Could the tide be turning in mainstream media-land? If so, Clear Channel Communications is the new trend's bellwether. The Dow Jones newswire reported today that Richard Bressler, managing director of Thomas H. Lee Partners--one of the private equity firms involved in a deal to take Clear Channel private--told the House Telecommunications Subcommittee during a hearing that Clear Channel would be "best served" by owning fewer radio stations in fewer markets.
Guess "synergy" is officially dead.
Clear Channel, like many other big media concerns spent the late 1990's and early 2000's acquiring as many media properties as they legally could in pursuit of a "bigger is always better" strategy. Now these very same companies are tearing themselves apart. In Clear Channel's case, it spun off its entertainment division as Live Nation; it is also offloading its TV division and many stations in smaller markets.
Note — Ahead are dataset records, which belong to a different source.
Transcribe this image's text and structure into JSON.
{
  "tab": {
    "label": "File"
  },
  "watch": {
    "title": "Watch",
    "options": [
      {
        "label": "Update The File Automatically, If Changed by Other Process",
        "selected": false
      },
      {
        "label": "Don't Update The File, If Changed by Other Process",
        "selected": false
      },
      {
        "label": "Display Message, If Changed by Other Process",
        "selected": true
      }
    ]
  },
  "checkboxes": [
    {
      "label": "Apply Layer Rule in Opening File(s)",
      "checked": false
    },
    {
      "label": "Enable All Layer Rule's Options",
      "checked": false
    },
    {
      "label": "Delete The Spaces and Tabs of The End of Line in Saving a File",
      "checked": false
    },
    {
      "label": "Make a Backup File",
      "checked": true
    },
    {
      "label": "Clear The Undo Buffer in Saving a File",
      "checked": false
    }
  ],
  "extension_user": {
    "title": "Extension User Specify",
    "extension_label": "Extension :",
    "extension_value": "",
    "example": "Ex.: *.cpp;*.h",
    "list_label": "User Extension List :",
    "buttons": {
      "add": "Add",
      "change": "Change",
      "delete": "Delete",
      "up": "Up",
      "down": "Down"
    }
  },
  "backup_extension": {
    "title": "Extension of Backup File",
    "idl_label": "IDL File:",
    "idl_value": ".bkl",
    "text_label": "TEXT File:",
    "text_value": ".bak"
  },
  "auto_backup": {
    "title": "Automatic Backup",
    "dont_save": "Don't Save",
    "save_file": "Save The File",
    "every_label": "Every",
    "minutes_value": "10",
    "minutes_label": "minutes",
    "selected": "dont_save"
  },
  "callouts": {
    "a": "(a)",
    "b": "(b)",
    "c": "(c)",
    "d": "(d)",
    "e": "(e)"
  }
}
Bressler said that "this streamlined approach" would "enable Clear Channel to more efficiently deploy and market its digital offerings in the face of competitive challenges from other digital platforms." Of course, Bressler was simply trying to defend the $22 billion deal his firm is involved in to a panel that was assembled to investigate the role private equity is playing in media consolidation. Then again, hearing such talk from Bressler, who also happens to be the former CFO of both AOL Time Warner and Viacom, carries much added weight, to say the very least.